Rule 3.771(b) of the California Rules of Court reads as follows: “Notice of the judgment must be given to the class in the manner specified by the court.” So what does this mean? Well, evidently the judges in the Los Angeles Superior Court, Civil Central West Division believe it means that the class must be notified of the entry of judgment. Recently, while appearing in front of Jane Johnson, the court admonished our firm for not complying with said section. The court indicated that the plaintiffs' bar has not been diligent in complying with this Rule and that we should “spread the word.”
Entry of Judgement
The implications of this interpretation of Rule 3.771(b) for practitioners are potentially very costly. What can practitioners do to protect themselves? In a garden-variety, all-cash deal case, a sentence informing the class of the entry of judgment may be inserted into the transmittal letter that accompanies a check to class members. However, in a claims-made settlement, as in our case, where only a small portion of the class will receive a check, another mailing to the remainder of the class – informing the class members that they will not be receiving any money, but that their rights have now been extinguished – would ostensibly be required.
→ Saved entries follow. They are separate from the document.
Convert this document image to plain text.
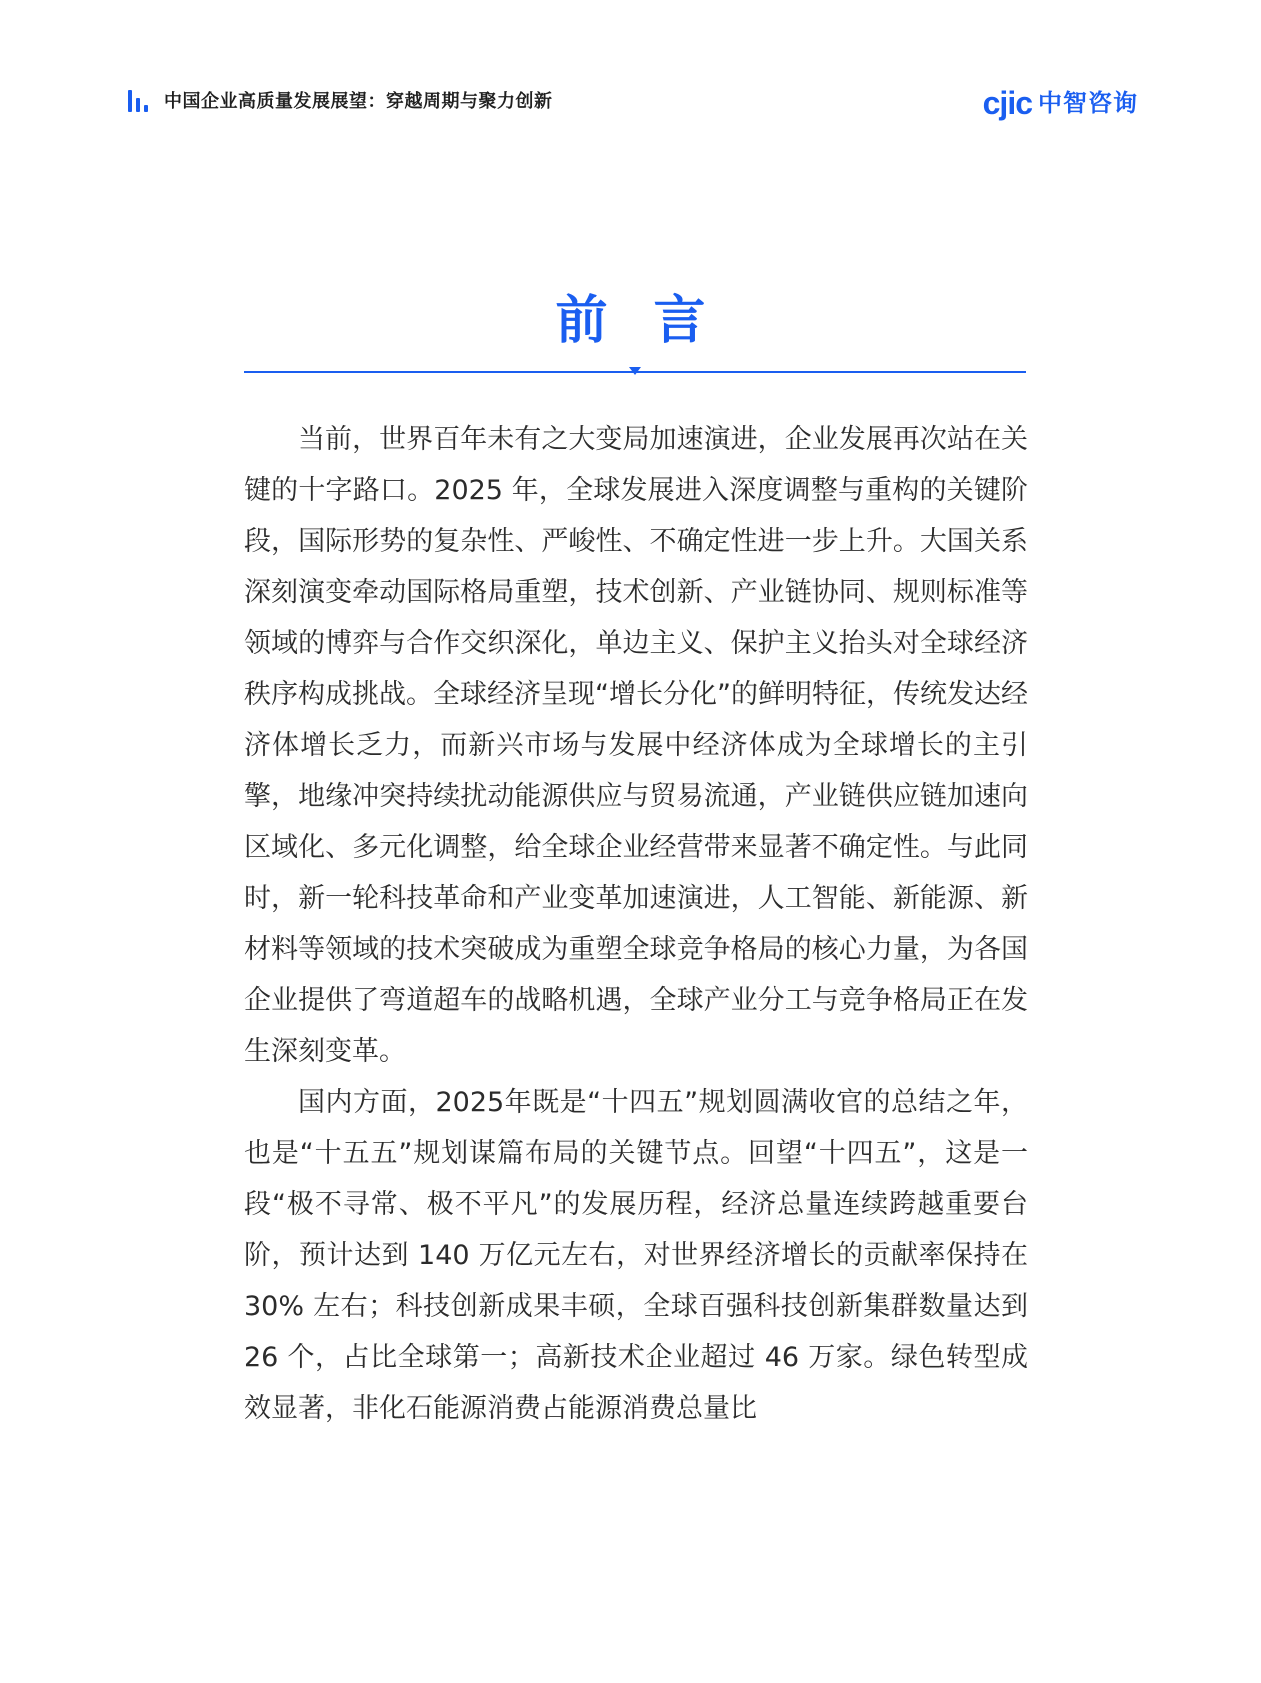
中国企业高质量发展展望：穿越周期与聚力创新	cjic 中智咨询
前言

当前，世界百年未有之大变局加速演进，企业发展再次站在关键的十字路口。2025 年，全球发展进入深度调整与重构的关键阶段，国际形势的复杂性、严峻性、不确定性进一步上升。大国关系深刻演变牵动国际格局重塑，技术创新、产业链协同、规则标准等领域的博弈与合作交织深化，单边主义、保护主义抬头对全球经济秩序构成挑战。全球经济呈现“增长分化”的鲜明特征，传统发达经济体增长乏力，而新兴市场与发展中经济体成为全球增长的主引擎，地缘冲突持续扰动能源供应与贸易流通，产业链供应链加速向区域化、多元化调整，给全球企业经营带来显著不确定性。与此同时，新一轮科技革命和产业变革加速演进，人工智能、新能源、新材料等领域的技术突破成为重塑全球竞争格局的核心力量，为各国企业提供了弯道超车的战略机遇，全球产业分工与竞争格局正在发生深刻变革。

国内方面，2025年既是“十四五”规划圆满收官的总结之年，也是“十五五”规划谋篇布局的关键节点。回望“十四五”，这是一段“极不寻常、极不平凡”的发展历程，经济总量连续跨越重要台阶，预计达到 140 万亿元左右，对世界经济增长的贡献率保持在 30% 左右；科技创新成果丰硕，全球百强科技创新集群数量达到 26 个，占比全球第一；高新技术企业超过 46 万家。绿色转型成效显著，非化石能源消费占能源消费总量比
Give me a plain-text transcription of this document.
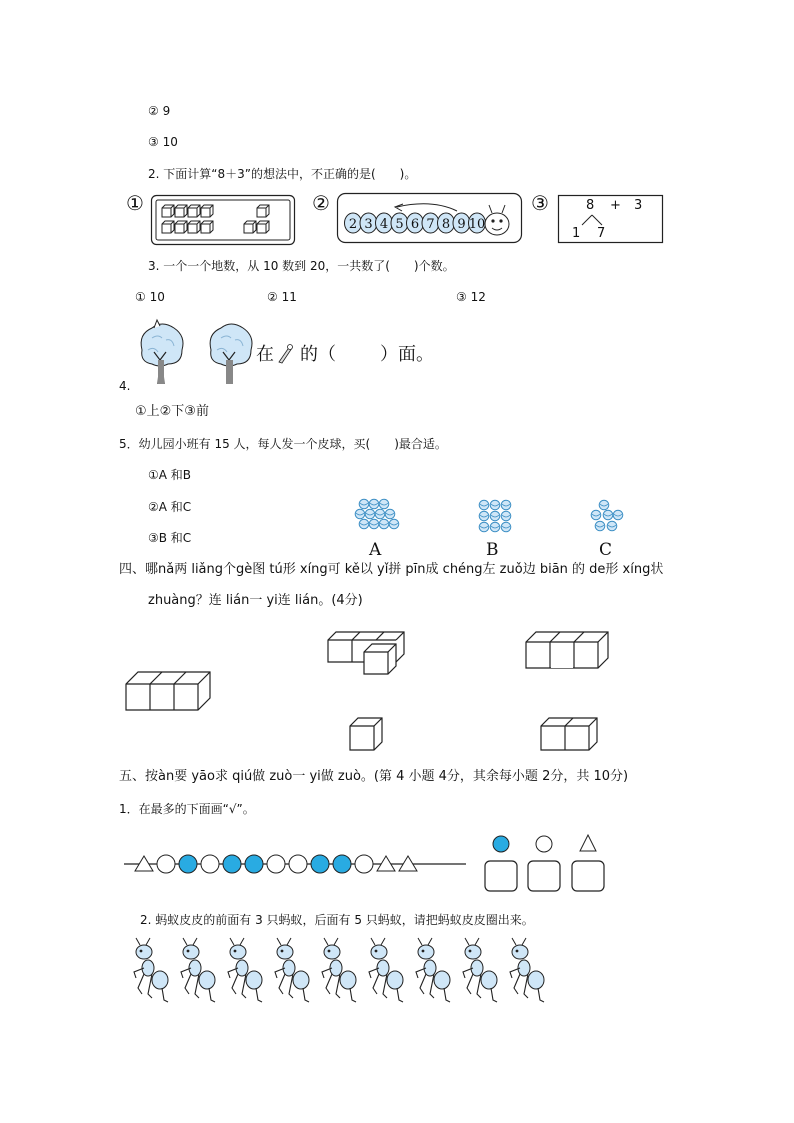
② 9
③ 10
2. 下面计算“8＋3”的想法中，不正确的是(　　)。
①	②	③
2 3 4 5 6 7 8 9 10
8 + 3
1 7
3. 一个一个地数，从 10 数到 20，一共数了(　　)个数。
① 10	② 11	③ 12
在 的（ ）面。
4.
①上②下③前
5．幼儿园小班有 15 人，每人发一个皮球，买(　　)最合适。
①A 和B
②A 和C
③B 和C
A	B	C
四、哪nǎ两 liǎng个gè图 tú形 xíng可 kě以 yǐ拼 pīn成 chéng左 zuǒ边 biān 的 de形 xíng状
zhuàng？连 lián一 yi连 lián。(4分)
五、按àn要 yāo求 qiú做 zuò一 yi做 zuò。(第 4 小题 4分，其余每小题 2分，共 10分)
1．在最多的下面画“√”。
2. 蚂蚁皮皮的前面有 3 只蚂蚁，后面有 5 只蚂蚁，请把蚂蚁皮皮圈出来。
This could be very expensive and perhaps not in the claims administrator's original budget. One solution the court recommended would be to establish a website whereon notices to the class could be posted. Thus, if the class was informed in the original notice by mail of such a website and that periodic notices would be posted to update the class on any developments in the case, then a formal, mailed notice at the conclusion of the case would not be required. This issue could prove to be especially important in classes of tens of thousands, or more, where response rates are very low.
The key is to be aware of the rule and plan for notice to the class to eliminate any potential problems.